Yay for Paramount+?
Paramount+ is reporting that it added one million new subscribers in just the last week. That’s a new record for the Viacom-owned streaming platform since CBS All Access was rebranded as Paramount+. They are also reporting new records for most hours streamed, mostly thanks to the day-and-date premiere of Clifford: The Big Red Dog (which earned a better-than-expected $22 million over its Wed-Sun theatrical debut) Taylor Sheridan’s new drama Mayor of Kingstown and the CBS event Adele: One Night Only. Clifford was, by default for the moment, the service’s most-watched original movie.
For the record, Paramount+ has a very deep bench of varied content, from a deluge old(er) movies to various libraries for Comedy Central, Nickelodeon, Smithsonian and the like. For $100 a year, that’s just $8.33 per month, it’s as much of a “bang for your buck” platform as any of the others. This goes back to what I’ve frankly argued for a while. Yes, some streaming platforms are going to be bigger than others, and yes one or two biggies might fall during the great streaming war.
Every (big) platform wins the streaming war?
But as more consumers become acclimated to streaming as a standard mode of entertainment consumption, well, is it really that absurd to expect folks who once spent $100-$200 a month for cable to spend around $75-$100 now instead for essentially every major streaming platform (Netflix, HBO Max, Amazon, Peacock, Apple TV+, Paramount+ and an ESPN/Disney+/Hulu bundle along with one or two smaller platforms like Shudder) as just the monthly price of at-home entertainment? If I’m right, and that’s a big “if,” the winners of the streaming war could be “everyone.”
Netflix (which was first) and Amazon (for free Prime shipping) have the advantage, with Disney+ existing as the babysitting service (with a regular supply of new MCU and Star Wars content) and HBO Max existing as the comparatively prestige option. The rest will spend their days fighting for fourth or fifth place. Branding WB’s service under HBO may have been a good long-term strategy).
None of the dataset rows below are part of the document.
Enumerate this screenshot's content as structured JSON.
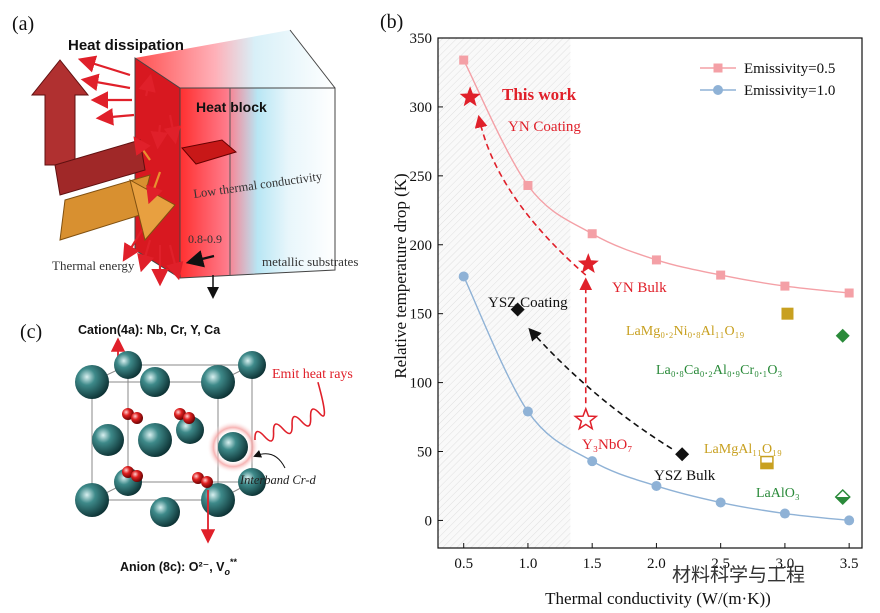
{
  "panel_a": {
    "label": "(a)",
    "heat_dissipation": "Heat dissipation",
    "heat_block": "Heat block",
    "low_thermal_conductivity": "Low thermal conductivity",
    "thermal_energy": "Thermal energy",
    "metallic_substrates": "metallic substrates",
    "emissivity_range": "0.8-0.9"
  },
  "panel_c": {
    "label": "(c)",
    "cation_label": "Cation(4a): Nb, Cr, Y, Ca",
    "emit_heat_rays": "Emit heat rays",
    "interband": "Interband Cr-d",
    "anion_label": "Anion (8c): O²⁻, V",
    "anion_sub": "o",
    "anion_sup": "**"
  },
  "panel_b": {
    "label": "(b)",
    "xlabel": "Thermal conductivity (W/(m·K))",
    "ylabel": "Relative temperature drop (K)",
    "this_work": "This work",
    "annotations": {
      "yn_coating": "YN Coating",
      "yn_bulk": "YN Bulk",
      "ysz_coating": "YSZ Coating",
      "ysz_bulk": "YSZ Bulk",
      "y3nbo7": "Y₃NbO₇",
      "lamgnial": "LaMg₀.₂Ni₀.₈Al₁₁O₁₉",
      "lacaalcr": "La₀.₈Ca₀.₂Al₀.₉Cr₀.₁O₃",
      "lamgal": "LaMgAl₁₁O₁₉",
      "laalo3": "LaAlO₃"
    }
  },
  "colors": {
    "pink": "#f4a0a6",
    "blue": "#8fb2d6",
    "red": "#e0202a",
    "gold": "#c8a020",
    "green": "#2a8a3a",
    "black": "#111111"
  },
  "chart_data": {
    "type": "scatter",
    "xlim": [
      0.3,
      3.6
    ],
    "ylim": [
      -20,
      350
    ],
    "xticks": [
      "0.5",
      "1.0",
      "1.5",
      "2.0",
      "2.5",
      "3.0",
      "3.5"
    ],
    "yticks": [
      "0",
      "50",
      "100",
      "150",
      "200",
      "250",
      "300",
      "350"
    ],
    "shaded_region_x": [
      0.3,
      1.33
    ],
    "legend_position": "top-right",
    "series": [
      {
        "name": "Emissivity=0.5",
        "marker": "square",
        "color": "#f4a0a6",
        "x": [
          0.5,
          1.0,
          1.5,
          2.0,
          2.5,
          3.0,
          3.5
        ],
        "y": [
          334,
          243,
          208,
          189,
          178,
          170,
          165
        ]
      },
      {
        "name": "Emissivity=1.0",
        "marker": "circle",
        "color": "#8fb2d6",
        "x": [
          0.5,
          1.0,
          1.5,
          2.0,
          2.5,
          3.0,
          3.5
        ],
        "y": [
          177,
          79,
          43,
          25,
          13,
          5,
          0
        ]
      }
    ],
    "points": [
      {
        "label": "This work",
        "x": 0.55,
        "y": 307,
        "marker": "star-filled",
        "color": "#e0202a"
      },
      {
        "label": "YN Bulk",
        "x": 1.47,
        "y": 186,
        "marker": "star-filled",
        "color": "#e0202a"
      },
      {
        "label": "Y₃NbO₇",
        "x": 1.45,
        "y": 73,
        "marker": "star-open",
        "color": "#e0202a"
      },
      {
        "label": "YSZ Coating",
        "x": 0.92,
        "y": 153,
        "marker": "diamond",
        "color": "#111111"
      },
      {
        "label": "YSZ Bulk",
        "x": 2.2,
        "y": 48,
        "marker": "diamond",
        "color": "#111111"
      },
      {
        "label": "LaMg₀.₂Ni₀.₈Al₁₁O₁₉",
        "x": 3.02,
        "y": 150,
        "marker": "square",
        "color": "#c8a020"
      },
      {
        "label": "LaMgAl₁₁O₁₉",
        "x": 2.86,
        "y": 42,
        "marker": "square-half",
        "color": "#c8a020"
      },
      {
        "label": "La₀.₈Ca₀.₂Al₀.₉Cr₀.₁O₃",
        "x": 3.45,
        "y": 134,
        "marker": "diamond",
        "color": "#2a8a3a"
      },
      {
        "label": "LaAlO₃",
        "x": 3.45,
        "y": 17,
        "marker": "diamond-half",
        "color": "#2a8a3a"
      }
    ]
  },
  "watermark": "材料科学与工程"
}
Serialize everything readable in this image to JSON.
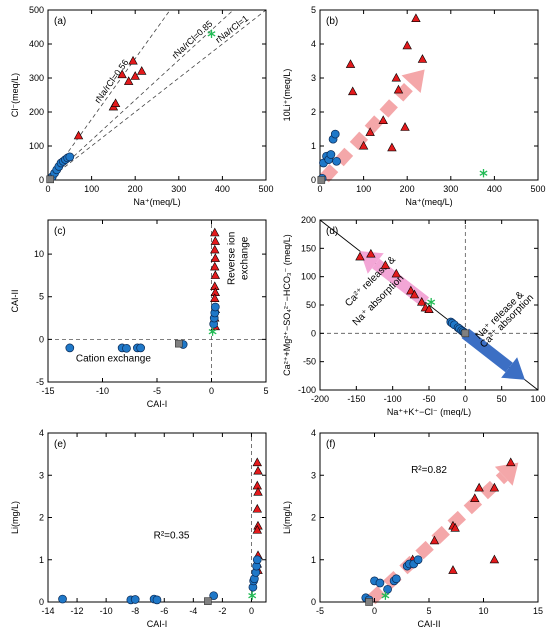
{
  "chart_data": [
    {
      "panel": "a",
      "type": "scatter",
      "panel_label": "(a)",
      "xlabel": "Na⁺(meq/L)",
      "ylabel": "Cl⁻(meq/L)",
      "xlim": [
        0,
        500
      ],
      "ylim": [
        0,
        500
      ],
      "xticks": [
        0,
        100,
        200,
        300,
        400,
        500
      ],
      "yticks": [
        0,
        100,
        200,
        300,
        400,
        500
      ],
      "reference_lines": [
        {
          "label": "rNa/rCl=0.56",
          "slope": 1.7857
        },
        {
          "label": "rNa/rCl=0.85",
          "slope": 1.1765
        },
        {
          "label": "rNa/rCl=1",
          "slope": 1.0
        }
      ],
      "series": [
        {
          "marker": "triangle",
          "color": "#e31a1c",
          "points": [
            [
              70,
              130
            ],
            [
              150,
              215
            ],
            [
              155,
              225
            ],
            [
              170,
              310
            ],
            [
              185,
              290
            ],
            [
              195,
              350
            ],
            [
              200,
              305
            ],
            [
              215,
              320
            ]
          ]
        },
        {
          "marker": "circle",
          "color": "#1f78c8",
          "points": [
            [
              10,
              10
            ],
            [
              15,
              20
            ],
            [
              20,
              30
            ],
            [
              25,
              40
            ],
            [
              30,
              50
            ],
            [
              35,
              55
            ],
            [
              40,
              60
            ],
            [
              45,
              65
            ],
            [
              50,
              68
            ]
          ]
        },
        {
          "marker": "square",
          "color": "#808080",
          "points": [
            [
              5,
              2
            ]
          ]
        },
        {
          "marker": "asterisk",
          "color": "#22bb55",
          "points": [
            [
              375,
              430
            ]
          ]
        }
      ]
    },
    {
      "panel": "b",
      "type": "scatter",
      "panel_label": "(b)",
      "xlabel": "Na⁺(meq/L)",
      "ylabel": "10Li⁺(meq/L)",
      "xlim": [
        0,
        500
      ],
      "ylim": [
        0,
        5
      ],
      "xticks": [
        0,
        100,
        200,
        300,
        400,
        500
      ],
      "yticks": [
        0,
        1,
        2,
        3,
        4,
        5
      ],
      "series": [
        {
          "marker": "triangle",
          "color": "#e31a1c",
          "points": [
            [
              70,
              3.4
            ],
            [
              75,
              2.6
            ],
            [
              100,
              1.0
            ],
            [
              115,
              1.4
            ],
            [
              145,
              1.75
            ],
            [
              165,
              0.95
            ],
            [
              175,
              3.0
            ],
            [
              180,
              2.65
            ],
            [
              195,
              1.55
            ],
            [
              200,
              3.95
            ],
            [
              220,
              4.75
            ],
            [
              235,
              3.55
            ]
          ]
        },
        {
          "marker": "circle",
          "color": "#1f78c8",
          "points": [
            [
              5,
              0.05
            ],
            [
              8,
              0.5
            ],
            [
              15,
              0.7
            ],
            [
              20,
              0.6
            ],
            [
              25,
              0.75
            ],
            [
              30,
              1.2
            ],
            [
              35,
              1.35
            ],
            [
              38,
              0.55
            ]
          ]
        },
        {
          "marker": "square",
          "color": "#808080",
          "points": [
            [
              3,
              0.0
            ]
          ]
        },
        {
          "marker": "asterisk",
          "color": "#22bb55",
          "points": [
            [
              375,
              0.2
            ]
          ]
        }
      ]
    },
    {
      "panel": "c",
      "type": "scatter",
      "panel_label": "(c)",
      "xlabel": "CAI-I",
      "ylabel": "CAI-II",
      "xlim": [
        -15,
        5
      ],
      "ylim": [
        -5,
        14
      ],
      "xticks": [
        -15,
        -10,
        -5,
        0,
        5
      ],
      "yticks": [
        -5,
        0,
        5,
        10
      ],
      "annotations": [
        "Reverse ion",
        "exchange",
        "Cation exchange"
      ],
      "series": [
        {
          "marker": "triangle",
          "color": "#e31a1c",
          "points": [
            [
              0.3,
              12.5
            ],
            [
              0.35,
              11.5
            ],
            [
              0.3,
              10.5
            ],
            [
              0.35,
              9.5
            ],
            [
              0.3,
              8.5
            ],
            [
              0.35,
              7.5
            ],
            [
              0.3,
              6.2
            ],
            [
              0.35,
              5.5
            ],
            [
              0.3,
              4.8
            ],
            [
              0.35,
              3.5
            ],
            [
              0.3,
              2.5
            ],
            [
              0.35,
              1.5
            ]
          ]
        },
        {
          "marker": "circle",
          "color": "#1f78c8",
          "points": [
            [
              -13,
              -1.0
            ],
            [
              -8.2,
              -1.0
            ],
            [
              -7.8,
              -1.05
            ],
            [
              -6.8,
              -1.0
            ],
            [
              -6.5,
              -1.0
            ],
            [
              -2.6,
              -0.6
            ],
            [
              0.2,
              1.8
            ],
            [
              0.25,
              2.5
            ],
            [
              0.3,
              3.1
            ],
            [
              0.35,
              3.8
            ]
          ]
        },
        {
          "marker": "square",
          "color": "#808080",
          "points": [
            [
              -3,
              -0.5
            ]
          ]
        },
        {
          "marker": "asterisk",
          "color": "#22bb55",
          "points": [
            [
              0.1,
              0.9
            ]
          ]
        }
      ]
    },
    {
      "panel": "d",
      "type": "scatter",
      "panel_label": "(d)",
      "xlabel": "Na⁺+K⁺−Cl⁻ (meq/L)",
      "ylabel": "Ca²⁺+Mg²⁺−SO₄²⁻−HCO₃⁻ (meq/L)",
      "xlim": [
        -200,
        100
      ],
      "ylim": [
        -100,
        200
      ],
      "xticks": [
        -200,
        -150,
        -100,
        -50,
        0,
        50,
        100
      ],
      "yticks": [
        -100,
        -50,
        0,
        50,
        100,
        150,
        200
      ],
      "annotations": [
        "Ca²⁺ release &",
        "Na⁺ absorption",
        "Na⁺ release &",
        "Ca²⁺ absorption"
      ],
      "series": [
        {
          "marker": "triangle",
          "color": "#e31a1c",
          "points": [
            [
              -145,
              135
            ],
            [
              -130,
              140
            ],
            [
              -110,
              120
            ],
            [
              -95,
              105
            ],
            [
              -75,
              75
            ],
            [
              -70,
              68
            ],
            [
              -60,
              55
            ],
            [
              -55,
              45
            ],
            [
              -50,
              42
            ]
          ]
        },
        {
          "marker": "circle",
          "color": "#1f78c8",
          "points": [
            [
              -20,
              20
            ],
            [
              -18,
              18
            ],
            [
              -15,
              15
            ],
            [
              -10,
              10
            ],
            [
              -8,
              8
            ],
            [
              -5,
              5
            ],
            [
              -3,
              3
            ],
            [
              -1,
              1
            ]
          ]
        },
        {
          "marker": "square",
          "color": "#808080",
          "points": [
            [
              0,
              0
            ]
          ]
        },
        {
          "marker": "asterisk",
          "color": "#22bb55",
          "points": [
            [
              -47,
              55
            ]
          ]
        }
      ]
    },
    {
      "panel": "e",
      "type": "scatter",
      "panel_label": "(e)",
      "xlabel": "CAI-I",
      "ylabel": "Li(mg/L)",
      "xlim": [
        -14,
        1
      ],
      "ylim": [
        0,
        4
      ],
      "xticks": [
        -14,
        -12,
        -10,
        -8,
        -6,
        -4,
        -2,
        0
      ],
      "yticks": [
        0,
        1,
        2,
        3,
        4
      ],
      "annotations": [
        "R²=0.35"
      ],
      "series": [
        {
          "marker": "triangle",
          "color": "#e31a1c",
          "points": [
            [
              0.4,
              3.3
            ],
            [
              0.45,
              3.1
            ],
            [
              0.4,
              2.75
            ],
            [
              0.45,
              2.6
            ],
            [
              0.4,
              2.2
            ],
            [
              0.45,
              1.8
            ],
            [
              0.4,
              1.7
            ],
            [
              0.45,
              1.1
            ],
            [
              0.4,
              0.9
            ],
            [
              0.45,
              0.75
            ]
          ]
        },
        {
          "marker": "circle",
          "color": "#1f78c8",
          "points": [
            [
              -13,
              0.07
            ],
            [
              -8.3,
              0.05
            ],
            [
              -8,
              0.06
            ],
            [
              -6.7,
              0.07
            ],
            [
              -6.5,
              0.05
            ],
            [
              -2.6,
              0.15
            ],
            [
              0.1,
              0.35
            ],
            [
              0.15,
              0.5
            ],
            [
              0.2,
              0.55
            ],
            [
              0.3,
              0.7
            ],
            [
              0.35,
              0.85
            ],
            [
              0.4,
              1.0
            ]
          ]
        },
        {
          "marker": "square",
          "color": "#808080",
          "points": [
            [
              -3,
              0.02
            ]
          ]
        },
        {
          "marker": "asterisk",
          "color": "#22bb55",
          "points": [
            [
              0.05,
              0.15
            ]
          ]
        }
      ]
    },
    {
      "panel": "f",
      "type": "scatter",
      "panel_label": "(f)",
      "xlabel": "CAI-II",
      "ylabel": "Li(mg/L)",
      "xlim": [
        -5,
        15
      ],
      "ylim": [
        0,
        4
      ],
      "xticks": [
        -5,
        0,
        5,
        10,
        15
      ],
      "yticks": [
        0,
        1,
        2,
        3,
        4
      ],
      "annotations": [
        "R²=0.82"
      ],
      "series": [
        {
          "marker": "triangle",
          "color": "#e31a1c",
          "points": [
            [
              3.5,
              1.0
            ],
            [
              5.5,
              1.45
            ],
            [
              7.2,
              0.75
            ],
            [
              7.2,
              1.8
            ],
            [
              7.4,
              1.75
            ],
            [
              9.6,
              2.7
            ],
            [
              9.2,
              2.45
            ],
            [
              11,
              2.7
            ],
            [
              11,
              1.0
            ],
            [
              12.5,
              3.3
            ]
          ]
        },
        {
          "marker": "circle",
          "color": "#1f78c8",
          "points": [
            [
              -0.8,
              0.1
            ],
            [
              -0.5,
              0.05
            ],
            [
              0,
              0.5
            ],
            [
              0.5,
              0.45
            ],
            [
              1.2,
              0.3
            ],
            [
              1.8,
              0.5
            ],
            [
              2,
              0.55
            ],
            [
              3,
              0.85
            ],
            [
              3.2,
              0.9
            ],
            [
              3.6,
              0.9
            ],
            [
              4,
              1.0
            ]
          ]
        },
        {
          "marker": "square",
          "color": "#808080",
          "points": [
            [
              -0.5,
              0.0
            ]
          ]
        },
        {
          "marker": "asterisk",
          "color": "#22bb55",
          "points": [
            [
              1,
              0.15
            ]
          ]
        }
      ]
    }
  ]
}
Even Peacock, which may not be setting the world on fire, has not been positioned as the be-all/end-all for the Comcast media empire.
The danger of neglecting theatrical…
It’s no secret that I worry that Bob Chapek seemingly putting all of his Disney eggs into Disney+ is a bad idea, not least because most of the folks who will sign up for MCU shows, Pixar movies or related high-end offerings have already done so, and retention only goes so far when your stock takes a beating due to adding “only” two million subscribers in a given quarter. Disney either needs to bring non-nostalgic adults into their platforms or stop viewing Disney+ as the center of its universe.
Again, as we’ve seen with Jason Kilar’s “Project Popcorn” and Netflix’s big-bucks first pay tv window with Sony, theatrical cinema is still a driving force for high-end streaming content. Netflix titles like Red Notice are tying to approximate the Hollywood theatrical tentpole, while HBO Max bet its short-term future on offering theatrical Warner Bros. movies concurrently on the platform. Disney+ is only raking riches from those MCU shows and Star Wars episodics because the franchises became so damn valuable/popular as theatrically-specific brands.
When everything’s special…
The day-and-date releases of Wonder Woman 1984, Halloween Kills and Clifford were only big deals because they were also theatrical and/or initially intended to be theatrical-only. They were events by virtue of being “forbidden fruit.” You take away the “$200 million actioner intended for global theatrical release,” and Mulan becomes Lady and the Tramp. Alas, audiences may become acclimated to expecting theatrical movies available concurrently or soon after their theatrical release from home for little-to-no additional fee.
At what point does a release of a movie like Clifford become an inter-company war between employees whose bonuses depend on box office or post-theatrical revenue and those who depend on high streaming consumption? Halloween Kills and Dune show that high-end box office and streaming can coexist, at least for now. But if theatrical success is now predicated on viewer indifference to or unawareness of alternative distribution platforms, how hard will the studios work to educate them, even to their long-term detriment?
Will Wall Street allow theatrical to thrive?
It’s great now that A Quiet Place part II ($160 million domestic and $297 million worldwide) wasn’t impacted by the 45-day window, or that Godzilla Vs. Kong ($100 million/$469 million) frankly overperformed despite HBO Max availability, but will that be allowed to be the way of the world? Or will studios, egged on by a Wall Street that favors streaming-specific revenue, go out of their way to reeducate their consumers to google where a new theatrical release is playing aside from theaters and/or when that title will be available at home?
That’s doubly-true when the smaller-sized platforms (Paramount+, Peacock, etc.) have subscription loads on par with Disney+ or even Netflix. Audiences want theater-worthy or theatrically-released movies on streaming platforms but the ecosystem requires a global theatrical release for any shot at profitability. Whether the streaming-centric ecosystem and those rallying for streaming at the expense of anything else will drown out the ability to justify producing the very theatrically-specific pictures on which streaming platforms partially depend is one huge question going forward. Ask me again in a year.